The NHS continues to struggle. This is visible in terms of the comparatively poor health status of many of our citizens, comparatively poor clinical outcomes in key services such as Cancer, slow access to services, difficulty in identifying and deploying innovation, the exposure of fundamental flaws in service provision e.g. in Cardiovascular Disease, Obstetrics & Maternity and Mental Health, the sustainability of the workforce, and the struggle to deliver effective regulation. Our service is becoming increasingly unaffordable with many projecting a critical failure point in the next few years.
The NHS Ten Year Plan for England speaks to these challenges, with a strong focus on services in communities and neighbourhoods, a focus on prevention, a drive to digital, an emphasis on new service models, a regeneration of the NHS workforce and the loosening of the financial environment to support transformational change. There is also clear additional financial support e.g. for the new Health Data Research Service and to boost the capture and deployment of genomic information.
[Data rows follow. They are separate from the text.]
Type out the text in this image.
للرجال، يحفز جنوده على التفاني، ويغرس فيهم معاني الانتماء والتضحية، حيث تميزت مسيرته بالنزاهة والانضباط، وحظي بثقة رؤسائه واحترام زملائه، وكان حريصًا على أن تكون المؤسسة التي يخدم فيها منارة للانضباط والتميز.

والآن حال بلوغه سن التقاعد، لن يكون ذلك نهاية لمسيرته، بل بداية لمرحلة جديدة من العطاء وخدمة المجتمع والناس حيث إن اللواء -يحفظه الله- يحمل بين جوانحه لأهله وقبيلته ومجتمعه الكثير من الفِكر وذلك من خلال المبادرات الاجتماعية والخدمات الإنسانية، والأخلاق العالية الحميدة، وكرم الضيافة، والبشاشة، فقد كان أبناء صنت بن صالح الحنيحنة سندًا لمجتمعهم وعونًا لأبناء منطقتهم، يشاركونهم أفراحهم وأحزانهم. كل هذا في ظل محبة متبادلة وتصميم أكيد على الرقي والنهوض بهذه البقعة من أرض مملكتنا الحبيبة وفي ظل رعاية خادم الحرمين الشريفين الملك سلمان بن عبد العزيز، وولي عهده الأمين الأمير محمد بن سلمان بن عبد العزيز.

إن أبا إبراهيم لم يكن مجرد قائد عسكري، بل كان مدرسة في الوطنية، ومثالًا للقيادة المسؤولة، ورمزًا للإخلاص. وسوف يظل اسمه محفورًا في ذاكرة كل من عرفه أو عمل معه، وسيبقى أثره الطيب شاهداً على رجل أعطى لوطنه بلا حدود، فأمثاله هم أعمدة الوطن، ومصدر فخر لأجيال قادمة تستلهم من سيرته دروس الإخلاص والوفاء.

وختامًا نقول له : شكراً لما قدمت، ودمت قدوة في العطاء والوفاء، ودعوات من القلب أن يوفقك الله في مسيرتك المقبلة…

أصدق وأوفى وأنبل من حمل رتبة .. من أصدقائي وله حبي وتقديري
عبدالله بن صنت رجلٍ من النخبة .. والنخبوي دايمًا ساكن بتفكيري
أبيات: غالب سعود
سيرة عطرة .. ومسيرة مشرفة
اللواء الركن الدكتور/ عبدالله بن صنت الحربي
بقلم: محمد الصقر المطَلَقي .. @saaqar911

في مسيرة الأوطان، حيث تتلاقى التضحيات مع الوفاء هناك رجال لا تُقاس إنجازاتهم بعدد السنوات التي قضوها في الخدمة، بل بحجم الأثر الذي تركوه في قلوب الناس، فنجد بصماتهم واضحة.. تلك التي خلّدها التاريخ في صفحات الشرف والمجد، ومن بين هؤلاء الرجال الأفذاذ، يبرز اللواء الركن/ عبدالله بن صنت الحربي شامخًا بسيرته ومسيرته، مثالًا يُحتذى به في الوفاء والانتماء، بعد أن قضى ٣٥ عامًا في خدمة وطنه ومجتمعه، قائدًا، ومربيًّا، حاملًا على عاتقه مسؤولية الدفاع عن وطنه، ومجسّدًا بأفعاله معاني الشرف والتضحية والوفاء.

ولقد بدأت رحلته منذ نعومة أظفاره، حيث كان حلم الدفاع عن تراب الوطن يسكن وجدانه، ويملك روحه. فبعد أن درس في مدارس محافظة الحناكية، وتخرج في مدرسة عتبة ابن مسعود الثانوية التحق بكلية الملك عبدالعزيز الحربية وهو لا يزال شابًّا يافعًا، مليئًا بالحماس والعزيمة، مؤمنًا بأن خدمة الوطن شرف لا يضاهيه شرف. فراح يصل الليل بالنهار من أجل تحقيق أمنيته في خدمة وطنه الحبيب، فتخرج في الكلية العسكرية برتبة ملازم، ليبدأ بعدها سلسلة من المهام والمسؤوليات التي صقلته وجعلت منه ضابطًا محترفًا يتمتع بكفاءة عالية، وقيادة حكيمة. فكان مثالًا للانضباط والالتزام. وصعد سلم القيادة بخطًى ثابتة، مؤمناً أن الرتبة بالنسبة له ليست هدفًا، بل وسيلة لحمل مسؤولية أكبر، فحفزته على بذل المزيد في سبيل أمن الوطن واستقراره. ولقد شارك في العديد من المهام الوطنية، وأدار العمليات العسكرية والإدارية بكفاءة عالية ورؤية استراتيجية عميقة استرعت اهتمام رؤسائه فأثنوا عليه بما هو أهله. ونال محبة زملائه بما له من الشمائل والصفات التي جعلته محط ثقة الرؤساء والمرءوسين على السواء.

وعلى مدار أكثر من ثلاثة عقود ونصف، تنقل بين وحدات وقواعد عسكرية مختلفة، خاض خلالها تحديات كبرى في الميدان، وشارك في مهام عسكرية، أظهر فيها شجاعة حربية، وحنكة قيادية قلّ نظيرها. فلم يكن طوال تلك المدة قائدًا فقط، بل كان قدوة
There is also the opportunity to play out model change in terms of regional health innovation zones.
We are strongly supportive of this direction. But we see two key challenges it needs to address in its next steps:
i) None of these intentions is new. So to get it right this time requires a different approach. We note how so many transformation attempts have not lasted or have involved concepts and methodologies which have bounced off struggling NHS organisations. There is a risk of developing a top-down blueprint which assumes the answer without taking local context – population, services and workforce – properly into account or achieving full engagement of those that will ultimately determine whether the planned changes are successfully implemented. We think there is a risk government will be petitioned by a plethora of advice saying what the answer is. If this was definitively known, there would be no need for a Ten Year Plan. There needs to be a combination of top-down framework and local interpretation, ownership and implementation that takes account of the local context . And this will need to be properly tested for proof of concept.
ii) There is an implication in the Plan of “community good, hospital bad”. This would be unfortunate. Indeed, the evidence since 1976, with the publication of “Prevention and Health, Everybody’s Business”, is that the policy exhortation has inadvertently prompted a greater slice of the NHS budget going to hospital services. And very recent evidence suggests this continues. Meanwhile, hospitals feel under ever growing pressure in terms of Urgent & Emergency Care, Obstetrics & Maternity, Cancer, Mental Health and waiting times generally. We need a model which brings the hospital genuinely into play as a force for prevention, early intervention and integration with primary and community care and with the citizen. We also need to do this within practicable timescales so the theory becomes genuine practice.
There is plenty of evidence with which provider groups can work. This is not a research question. But it is also not a matter of applying generic wisdom from models and approaches that currently exist in the advisory world. It is about working out how the Ten Year Plan theory can be applied in a local context.